For (b), you are calculating $Df$, but the question asks you to calculate $Df^{-1}$. You seem to think that

$$Df^{-1} (x, y, z) = \text{inverse of } Df (x, y, z),$$

which is not true in general. Instead, one needs to find $Df^{-1}$ implicitly using chain rule: since $f^{-1}$ is defined by

$$ f \circ f^{-1} (x, y, z) = (x, y, z),$$

differentiating on both sides at $(6, 4-1)$ and using chain rule gives

$$Df (f^{-1}(6, 4, -1) )\circ Df^{-1} (6, 4, -1) = I,$$

since $f^{-1} (6, 4, -1) = (1, -1, 2)$ and you have found $Df(1, -1, 2)$ in (a), the answer to (b) is the inverse of $Df(1, -1, 2)$.

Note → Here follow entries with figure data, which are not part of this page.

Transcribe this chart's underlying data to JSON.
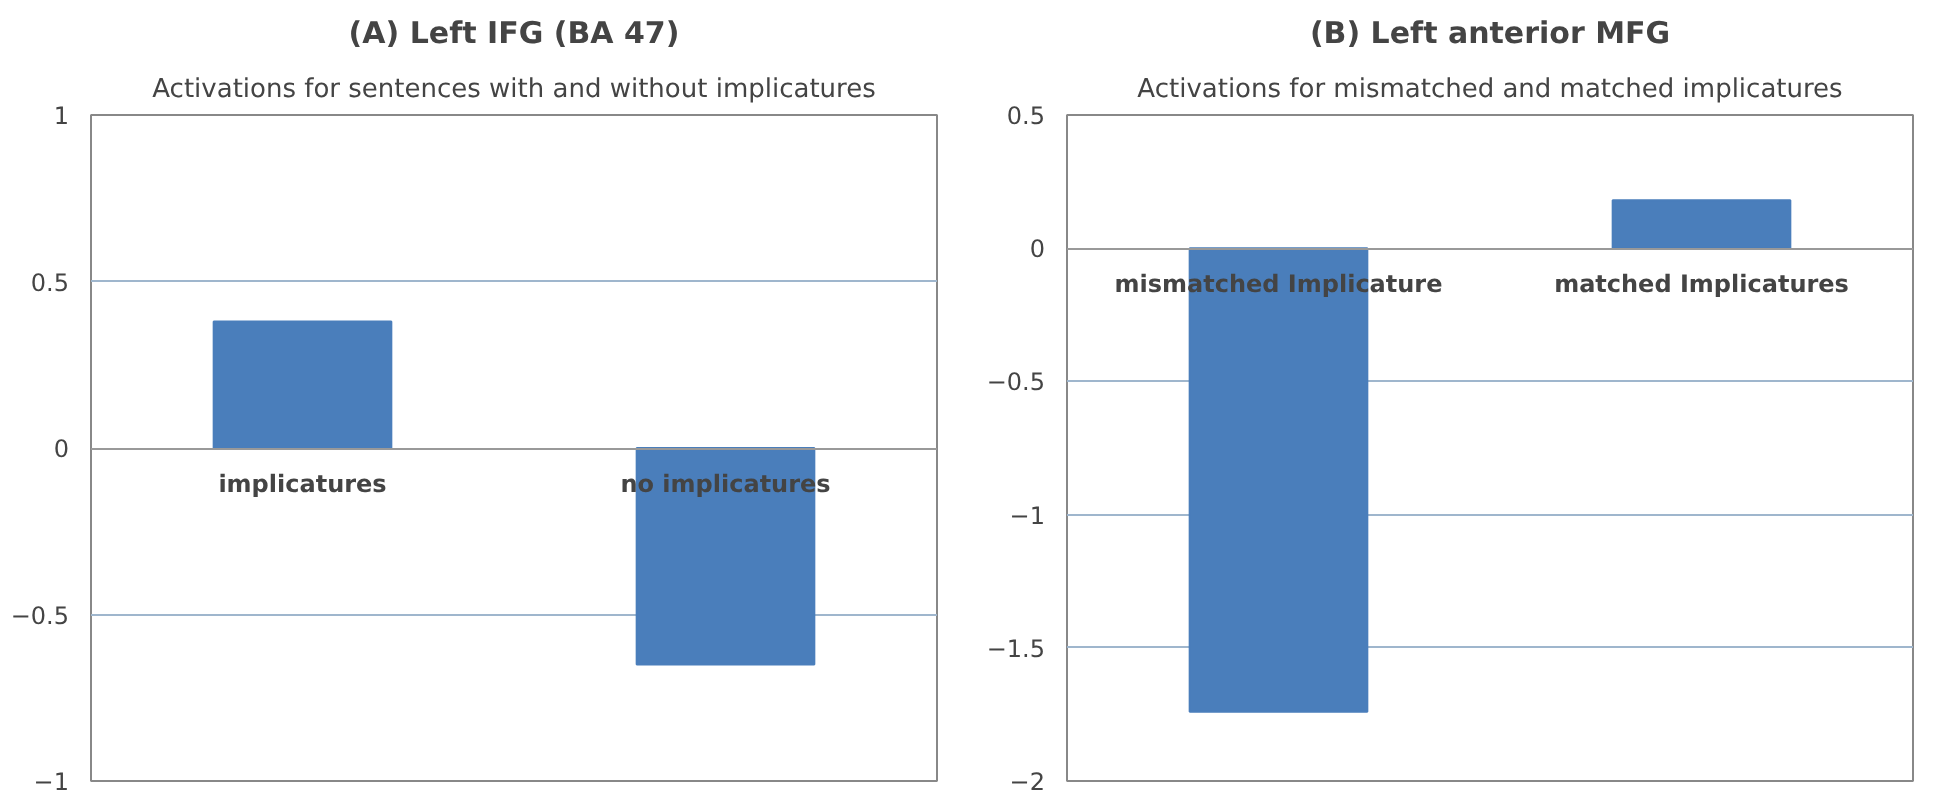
{
  "chart_data": [
    {
      "type": "bar",
      "title": "(A) Left IFG (BA 47)",
      "subtitle": "Activations for sentences with and without implicatures",
      "categories": [
        "implicatures",
        "no implicatures"
      ],
      "values": [
        0.38,
        -0.65
      ],
      "color": "#4a7ebb",
      "ylim": [
        -1,
        1
      ],
      "yticks": [
        -1,
        -0.5,
        0,
        0.5,
        1
      ],
      "grid": "y"
    },
    {
      "type": "bar",
      "title": "(B) Left anterior MFG",
      "subtitle": "Activations for mismatched and matched implicatures",
      "categories": [
        "mismatched Implicature",
        "matched Implicatures"
      ],
      "values": [
        -1.74,
        0.18
      ],
      "color": "#4a7ebb",
      "ylim": [
        -2,
        0.5
      ],
      "yticks": [
        -2,
        -1.5,
        -1,
        -0.5,
        0,
        0.5
      ],
      "grid": "y"
    }
  ]
}
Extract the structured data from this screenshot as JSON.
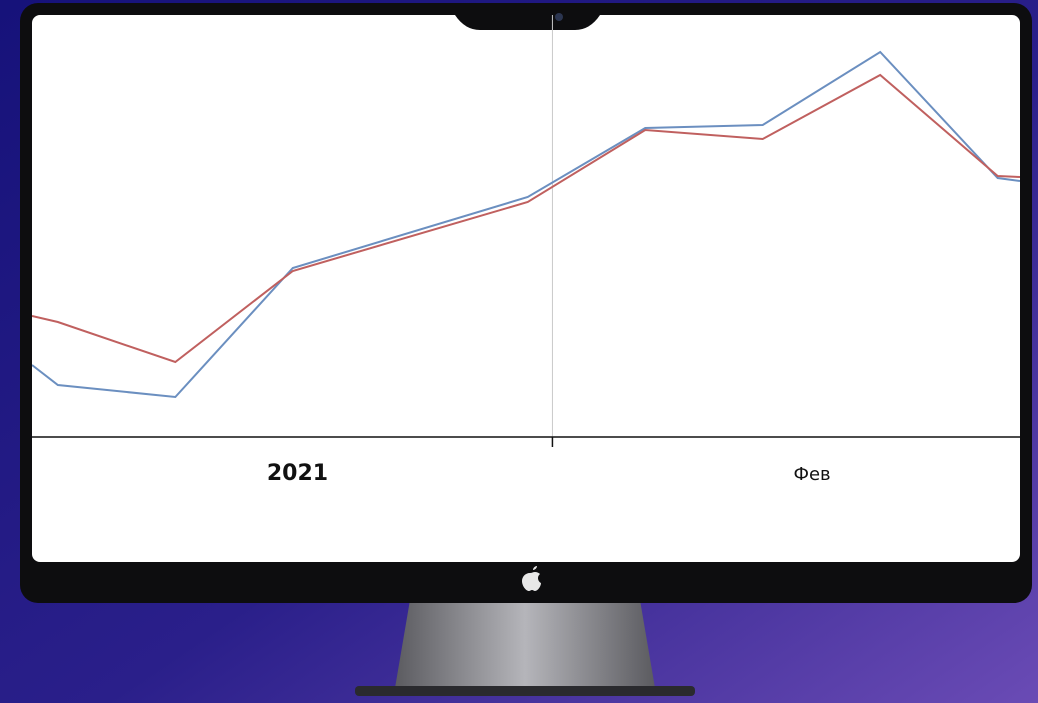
{
  "chart_data": {
    "type": "line",
    "x": [
      -1.22,
      -1,
      0,
      1,
      3,
      4,
      5,
      6,
      7,
      7.19
    ],
    "xlim": [
      -1.22,
      7.19
    ],
    "xticks": [
      3.21
    ],
    "x_labels": [
      {
        "value": 1.04,
        "label": "2021"
      },
      {
        "value": 5.42,
        "label": "Фев"
      }
    ],
    "ylim": [
      0,
      422
    ],
    "series": [
      {
        "color": "#6b8fc0",
        "values": [
          72,
          52,
          40,
          169,
          240,
          309,
          312,
          385,
          259,
          256
        ]
      },
      {
        "color": "#c0605f",
        "values": [
          121,
          115,
          75,
          166,
          235,
          307,
          298,
          362,
          261,
          260
        ]
      }
    ]
  }
}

(c) There is no general way to find an inverse of a function (unless it's a linear function). In your particular equation, when one sees terms like $y^2, z^2$, one would guess that $f$ is not injective (by plugging $y\mapsto -y$ or $z\mapsto -z$). It almost work if you choose $y=z$ (to get rid of $y-z$ in the second and third components). Thus one can see that

$$ f(x, t, t) = f(x, -t, -t)$$

for all $t\in \mathbb R$. Thus $f$ is not bijective and does not have a global inverse.

Remark The notation $f^{-1}$ is in general reserved for the (global) inverse of $f$, while in your question, $f^{-1}$ seems to refer to the local inverse of $f$ around $(1, -1, 2)$, which exists by (a).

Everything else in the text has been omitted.